Today is the day when Microsoft Vista starts shipping, and this operating system may indeed turn out to be quite painful for governments, companies and users around the world.
The main problem is not the graphical user interface. If you are interested in those you might be interested in the Technology Review article “Uninspiring Vista — How Microsoft’s long-awaited operating system disappointed a stubborn fan” by a self-declared Microsoft champion who concludes on purely technological grounds:
Ironically, playing around with Vista for more than a month has done what years of experience and exhortations from Mac-loving friends could not: it has converted me into a Mac fan.
It is the underlying technology strategy and its consequences that will be a severe source of pain. Central in this is the one feature that has truly been perfected in Windows Vista, the mass-incapacitation of users, also known as Digital Restrictions Management (DRM). DRM brings with it severe political issues, as I also explained in earlier posts. But of course the cost is not only political, there is also a financial cost to DRM, which Peter Gutmann calculated in his essay “A Cost Analysis of Windows Vista Content Protection.”
But it doesn’t end there.
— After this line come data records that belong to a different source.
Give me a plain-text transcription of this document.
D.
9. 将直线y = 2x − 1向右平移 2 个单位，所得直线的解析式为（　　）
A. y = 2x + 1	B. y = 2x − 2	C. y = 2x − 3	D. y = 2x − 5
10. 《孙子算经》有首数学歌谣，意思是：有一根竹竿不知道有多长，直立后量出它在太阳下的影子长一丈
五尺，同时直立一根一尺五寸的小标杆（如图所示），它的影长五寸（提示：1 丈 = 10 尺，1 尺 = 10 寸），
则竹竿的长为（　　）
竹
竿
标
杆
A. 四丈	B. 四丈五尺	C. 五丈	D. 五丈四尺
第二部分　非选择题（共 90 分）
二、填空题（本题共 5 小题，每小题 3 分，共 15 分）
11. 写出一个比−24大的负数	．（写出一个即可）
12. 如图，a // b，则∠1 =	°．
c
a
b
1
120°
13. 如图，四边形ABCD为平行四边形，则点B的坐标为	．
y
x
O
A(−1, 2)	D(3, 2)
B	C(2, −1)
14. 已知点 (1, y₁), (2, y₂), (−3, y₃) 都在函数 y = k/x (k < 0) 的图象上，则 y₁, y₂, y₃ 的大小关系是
As the European Committee for Interoperable Systems (ECIS) points out in a 26 January media release : “With Vista Microsoft continues its illegal practices.”.
Not only is Microsoft trying to impose its own proprietary OpenXML format in order to marginalise the existing true multi-vendor Open and ISO-certified Standard, the Open Document Format (ODF) — please follow these links for more information: [1][2][3][4]. You should also read the analysis of Cory Doctorow: ” How Vista Lets Microsoft Lock Users In“
Largely unnoticed due to the discussion around the OpenXML attack on ODF, Microsoft also introduced a new markup language in Vista, called “XAML.” This language seems designed to attack the existing Open Standard HTML and is ground-up dependent on Windows.
If companies started using this language in their intranet, they would no longer be able to run heterogenous environments and will be locked into Windows much more effectively than before — at a high price in finances and freedom to make the necessary business decisions. This will be bad for those companies, but others should be able to take their place.
But if the internet providers were to start using this markup language for their pages, it will no longer be possible to access those pages with anything but Microsoft Windows. Governments using XAML will force their entire population and economy into dependence on the Windows monopoly, and if it spreads far enough, it could mean the end of the multi-platform heterogenous environment that is the internet.
People who do not use Microsoft Windows might find themselves unable to communicate with their governments, to fill out tax declarations, to access news sites and do shopping online. The whole internet will truly have become a “Microsoft Network” — similar to the one shipped with previous versions of Windows that was abandoned for internet support because it did not raise sufficient interest.
In essence, XAML is Microsofts attempt to deliver on the statement made by Steve Ballmer towards the German Manager Magazin in 2005:
“We needed the first years to conquer the PC and those following to be ahead in the server business. In the upcoming years we’ll conquer the Internet.”
Seeing the internet replaced by a single-vendor controlled proprietary network would indeed be painful — and that ‘Ow’ starts with Vista. But you can also choose this moment to end your pain. As the FSFE pointed out in its press release today, there is another Vista message:
Upgrade to GNU/Linux now!
Such a migration will be no more expensive than migrating to Vista. It will also provide vendor independence, control over your own infrastructure, true support of Open Standards, which will ensure your ability to read your own files in the future and with the application of your choosing, and much, much more.